Das macht sich bei den Unternehmen im versicherungstechnischen Ergebnis bemerkbar: Dieses fiel nach einem bereits schwachen Jahr 2023 (8,6 Prozent) auf nur noch 7,2 Prozent – auch weil es nicht wie im Vorjahr durch ein starkes Kapitalanlageergebnis kompensiert werden konnte.
Zu spüren bekamen das auch die Versicherten – und zwar in Form von Beitragserhöhungen. Durchschnittlich stiegen die Beiträge um 13 Prozent. Gleichzeitig gingen die Rückstellungen, die in der Vergangenheit aufgebaut worden waren und Beitragserhöhungen abpuffern sollen, zurück. Die RfB-Quote sank marktweit von 35,8 auf 33,5 Prozent. Eine Entwicklung, die sich auch in diesem Jahr weiter fortsetzen wird, schätzt man bei Assekurata.
Trotz dieser finanziellen Belastungen bleiben die Versicherer optimistisch und setzen auf Maßnahmen im Gesundheits- und Leistungsmanagement, um die Kosten langfristig zu senken. Die Einführung von automatisierten Prozessen und der Einsatz von Künstlicher Intelligenz sollen dabei helfen, Effizienzgewinne zu erzielen und gleichzeitig die Kundenzufriedenheit zu steigern.

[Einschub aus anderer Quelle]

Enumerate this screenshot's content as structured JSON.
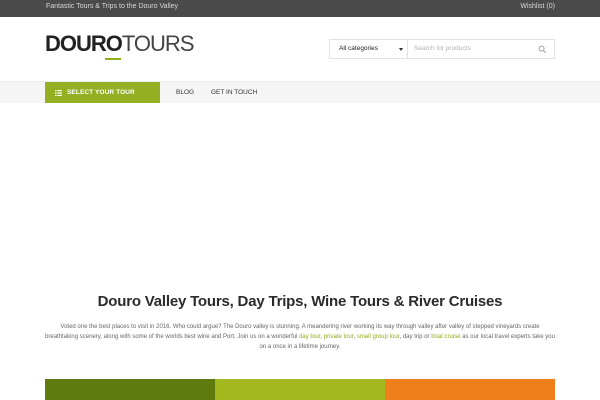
{
  "topbar": {
    "tagline": "Fantastic Tours & Trips to the Douro Valley",
    "wishlist": "Wishlist (0)"
  },
  "logo": {
    "bold": "DOURO",
    "light": "TOURS"
  },
  "search": {
    "category": "All categories",
    "placeholder": "Search for products",
    "value": ""
  },
  "nav": {
    "select_tour": "SELECT YOUR TOUR",
    "items": [
      "BLOG",
      "GET IN TOUCH"
    ]
  },
  "main": {
    "headline": "Douro Valley Tours, Day Trips, Wine Tours & River Cruises",
    "intro": {
      "p1": "Voted one the best places to visit in 2016. Who could argue? The Douro valley is stunning. A meandering river working its way through valley after valley of stepped vineyards create breathtaking scenery, along with some of the worlds best wine and Port. Join us on a wonderful ",
      "link1": "day tour",
      "s1": ", ",
      "link2": "private tour",
      "s2": ", ",
      "link3": "small group tour",
      "s3": ", day trip or ",
      "link4": "boat cruise",
      "p2": " as our local travel experts take you on a once in a lifetime journey."
    }
  },
  "colors": {
    "accent": "#94b022",
    "block_dark_green": "#5f7b0f",
    "block_light_green": "#a3b71f",
    "block_orange": "#ef7f1a",
    "topbar": "#4a4a4a"
  }
}
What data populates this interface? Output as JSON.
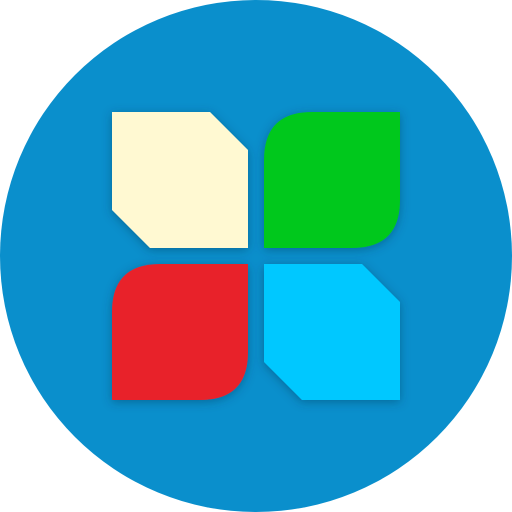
{
  "app_icon": {
    "icon_name": "four-tile-app-icon",
    "colors": {
      "background_circle": "#0a8fcc",
      "tile_cream": "#fff9d2",
      "tile_green": "#00c81a",
      "tile_red": "#e8232c",
      "tile_cyan": "#00c8ff"
    }
  }
}
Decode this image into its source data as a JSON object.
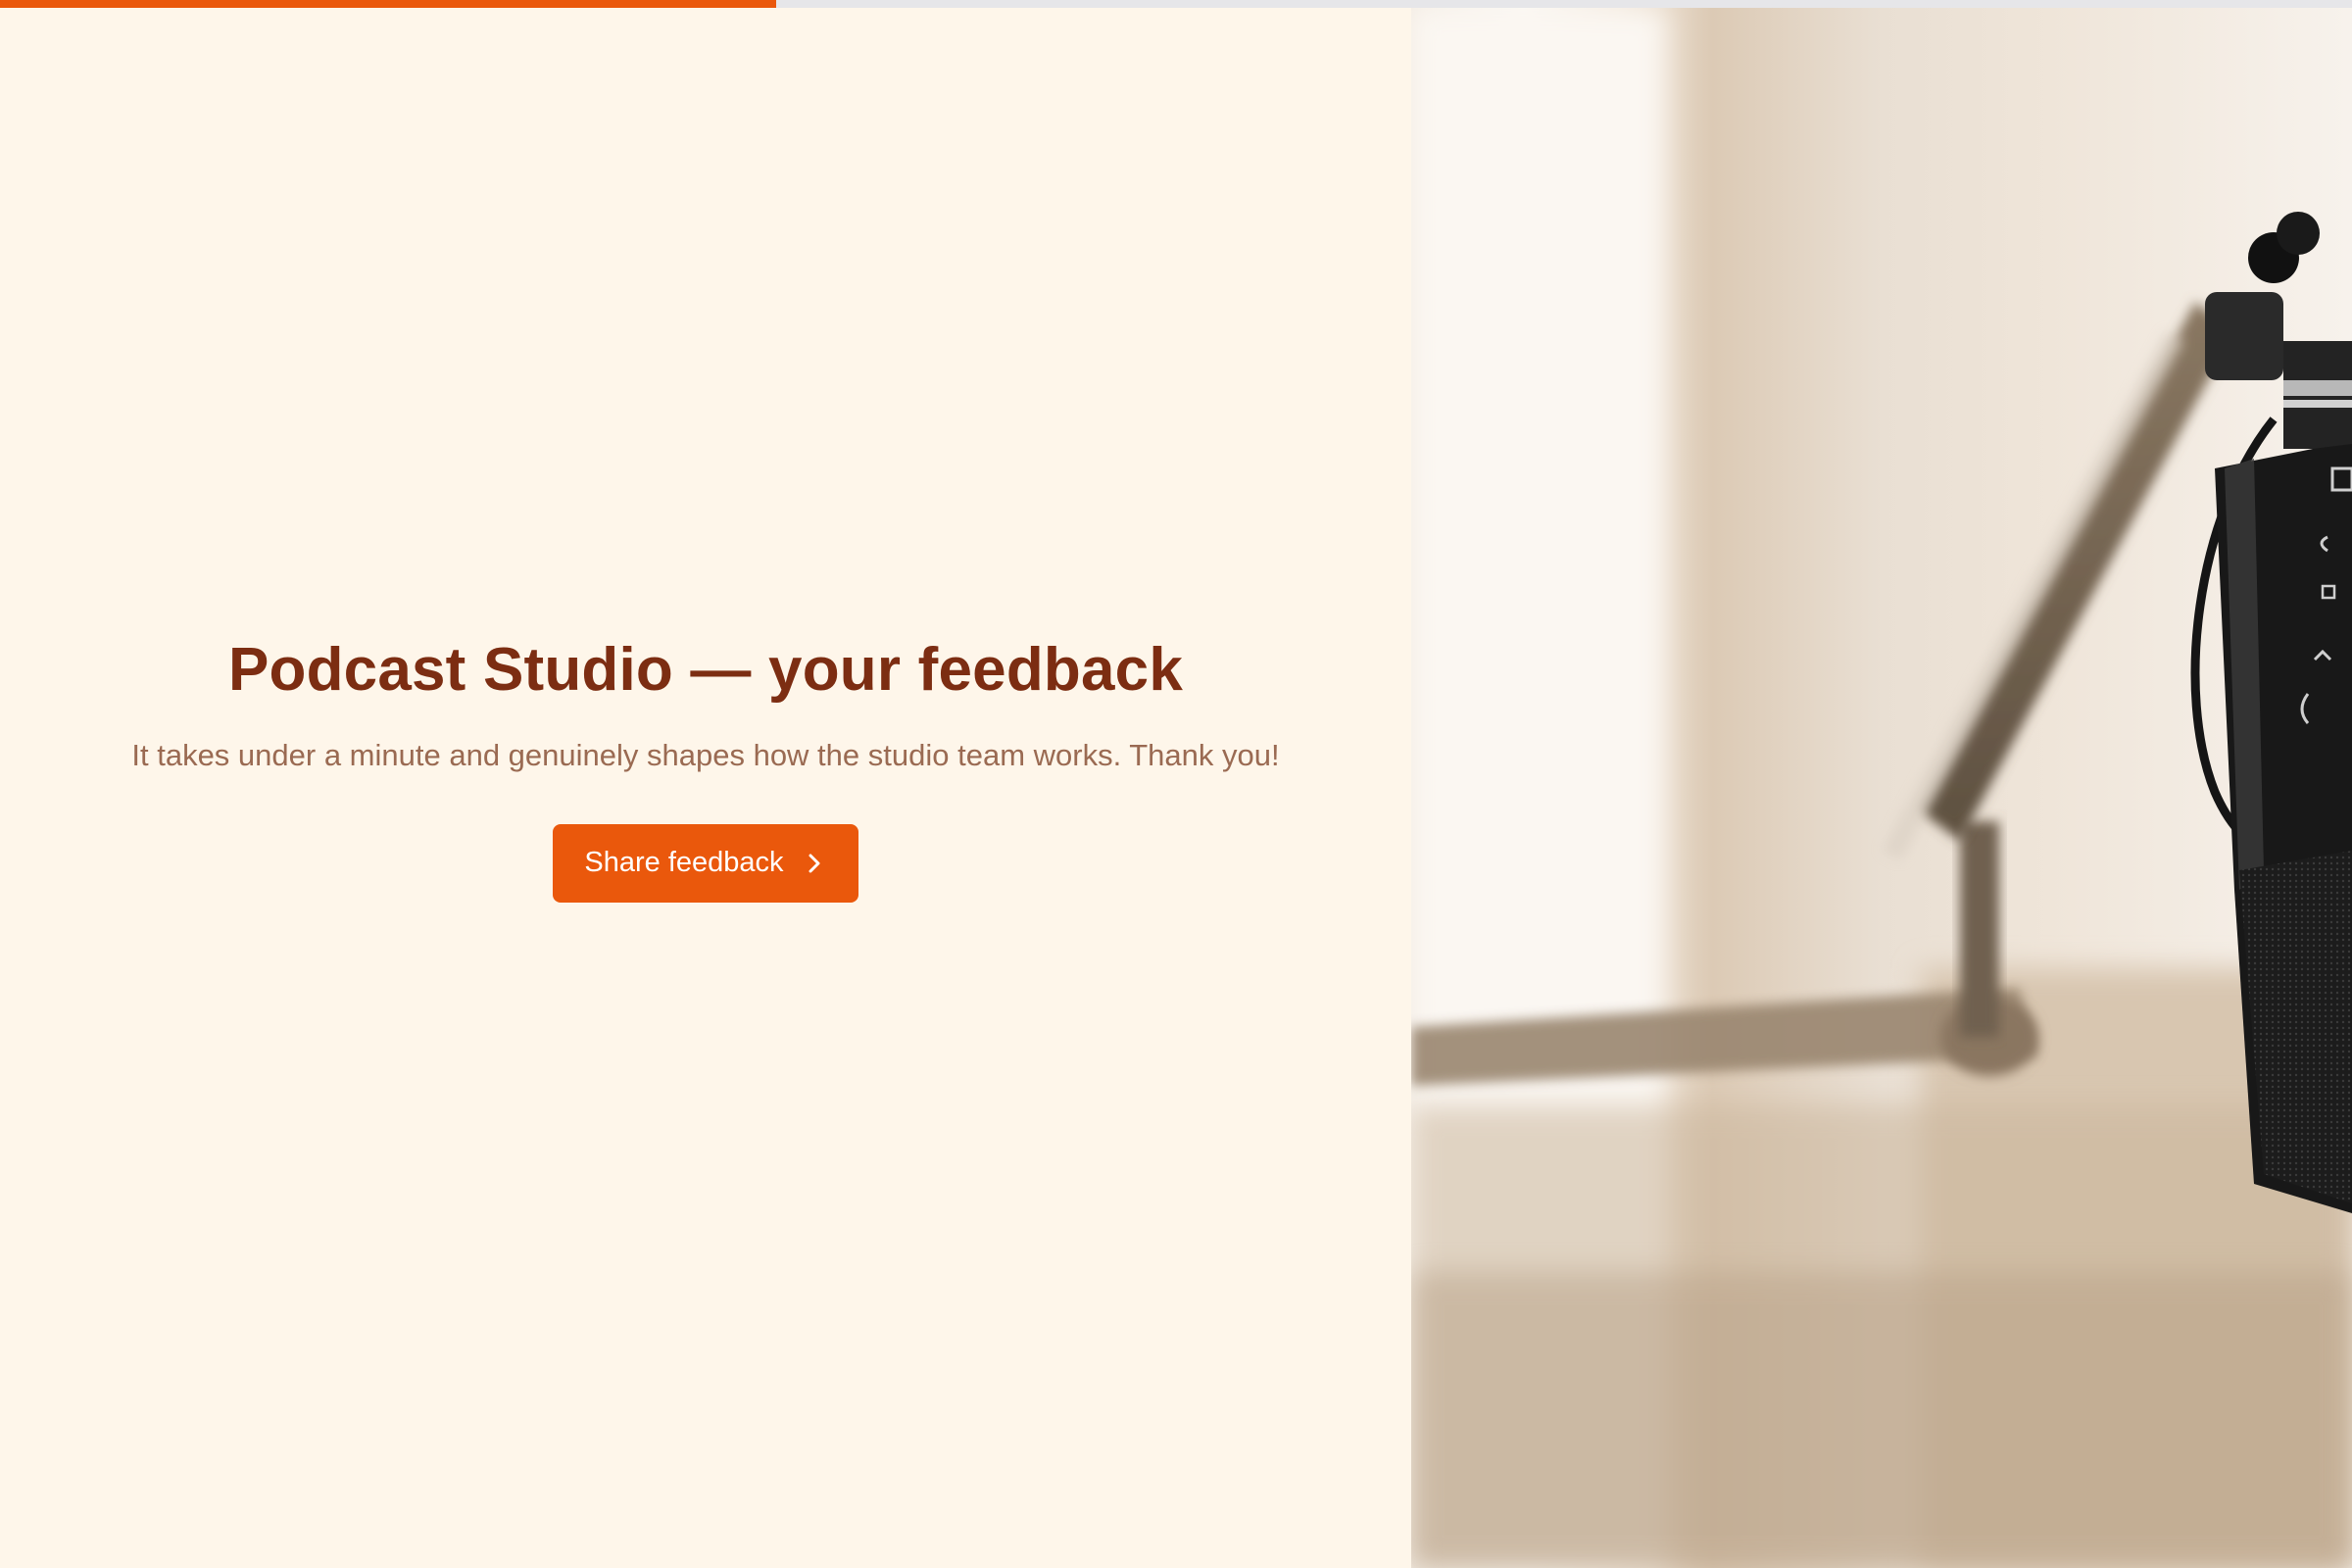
{
  "survey": {
    "progress_percent": 33
  },
  "intro": {
    "title": "Podcast Studio — your feedback",
    "subtitle": "It takes under a minute and genuinely shapes how the studio team works. Thank you!",
    "cta_label": "Share feedback"
  },
  "icons": {
    "cta_icon": "chevron-right-icon"
  },
  "colors": {
    "accent": "#ea580c",
    "title": "#7c2d12",
    "subtitle": "#9a6a52",
    "background": "#fef6ea"
  }
}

Dazu soll auch eine bessere Kommunikation im Zusammenhang mit den Beitragsanpassungen beitragen: „Transparente Kommunikation und ein nachvollziehbares Erklären von Beitragsanpassungen stärken das Vertrauen der Kunden und fördern die langfristige Bindung“, zeigt sich Assekurata-Chef Will überzeugt. „Versicherer sollten diese Chance bewusst ergreifen.“
Versicherer konzentrieren sich auf Vollversicherung
Da die Leistungsangaben in den kommenden Jahren hoch bleiben werden, gilt es für die Versicherer nach Wegen zu suchen, mit diesen umzugehen, um allzu hohe Beitragsanpassungen zu vermeiden. Helfen kann dabei auch das Wachstum in der Vollversicherung. „Deshalb richten viele Versicherer ihren Fokus wieder verstärkt auf diesen Bereich – insbesondere auf das Topsegement bei neuen Tarifangeboten“, erklärt Alexander Kraus, Fachkoordinator Krankenversicherung bei Assekurata.
Weitere potenzielle Herausforderungen liegen in der Gesundheitspolitik, deren Auswirkungen auf die Kosten sich nicht verlässlich abschätzen lassen. Als Beispiel nennt Assekurata hier die geplante Reform der Gebührenordnung für Ärzte (GOÄ). Auch in der Pflegeversicherung liegen für die Branche Herausforderungen, nicht nur im Hinblick auf die Leistungen, sondern auch im Vertrieb. Nach wie vor werden private Pflegeversicherungen kaum nachgefragt. „Unabhängig von möglichen politischen Reformen bleibt private Vorsorge in der Pflege notwendig“, gibt sich Assekurata überzeugt. Eine Möglichkeit für die Zukunft wäre, sich hier verstärkt auf die betriebliche Vorsorge zu konzentrieren.